# Need Bib Alteration



## bestefar1 (Jul 22, 2008)

Wondering if anyone has had bike bib shorts altered? I need a the suspenders shortened a bit. TIA


----------



## JCavilia (Sep 12, 2005)

Should be easy. I don't wear bibs (just regular shorts), but I've altered many articles of my cycling clothing, including jerseys, shorts, tights, legwarmers, etc. If you don't have a sewing machine and the skills to do it yorself, any competent tailor should be able to handle it. Shortening bib suspenders is simpler than most alteration tasks.


----------



## velogirl (Oct 14, 2005)

any tailor should be able to do it for you.

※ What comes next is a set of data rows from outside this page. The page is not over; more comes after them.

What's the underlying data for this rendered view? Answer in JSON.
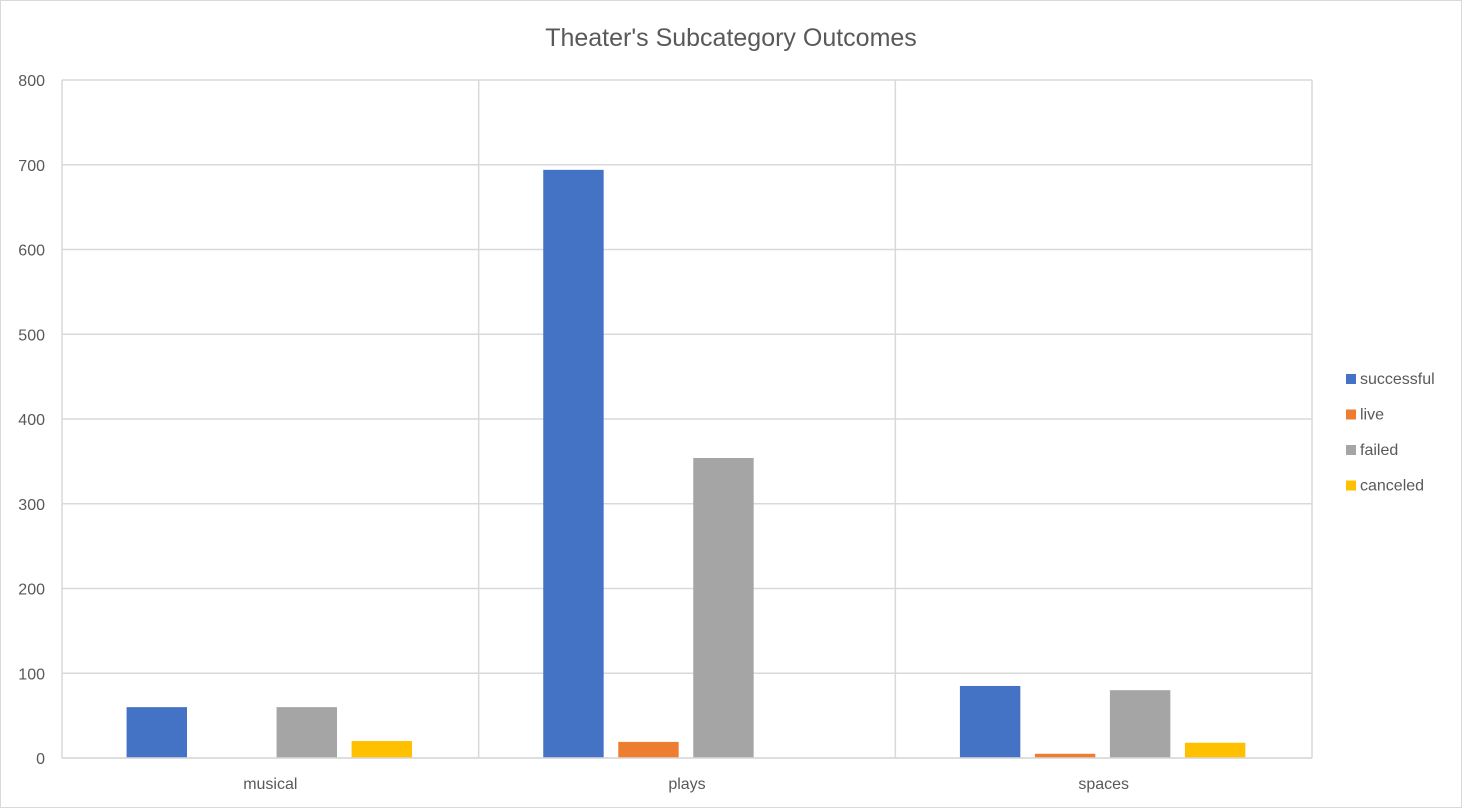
{
  "chart_data": {
    "type": "bar",
    "title": "Theater's Subcategory Outcomes",
    "xlabel": "",
    "ylabel": "",
    "categories": [
      "musical",
      "plays",
      "spaces"
    ],
    "series": [
      {
        "name": "successful",
        "color": "#4472C4",
        "values": [
          60,
          694,
          85
        ]
      },
      {
        "name": "live",
        "color": "#ED7D31",
        "values": [
          0,
          19,
          5
        ]
      },
      {
        "name": "failed",
        "color": "#A5A5A5",
        "values": [
          60,
          354,
          80
        ]
      },
      {
        "name": "canceled",
        "color": "#FFC000",
        "values": [
          20,
          0,
          18
        ]
      }
    ],
    "ylim": [
      0,
      800
    ],
    "yticks": [
      0,
      100,
      200,
      300,
      400,
      500,
      600,
      700,
      800
    ],
    "grid": true,
    "legend_position": "right"
  }
}
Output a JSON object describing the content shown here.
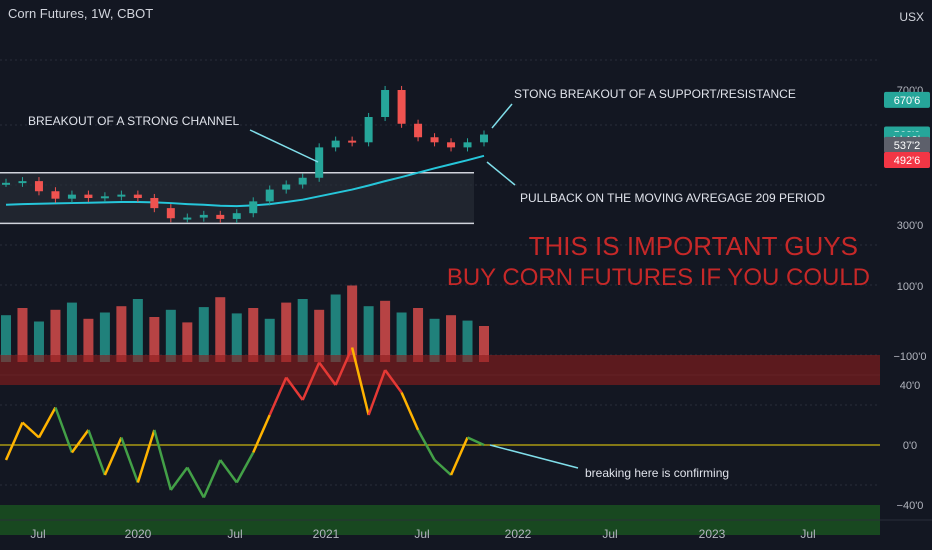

if you have a shorter upper body (as most women do and some men do as well), I recommend purchasing women's bibs. the only significant difference is that the bib itself if shorter. of course, finding women's bibs retail is often a challenge.


----------



## Guest (Sep 23, 2009)

As noted should be easy, I would expect most anyone who can sew to be able to do it. If I was doing it before I cut or permanently altered the straps I would just double them over to what I thought was the right length and hand stitch them enough to hold the fold in place. Then you can go out and ride them to see if the fit is what you want. If the extra fabric is bothersome then once you have the fit sorted you can do a cleaner more permanent modification.


----------



## wipeout (Jun 6, 2005)

Or just use a safety pin...


----------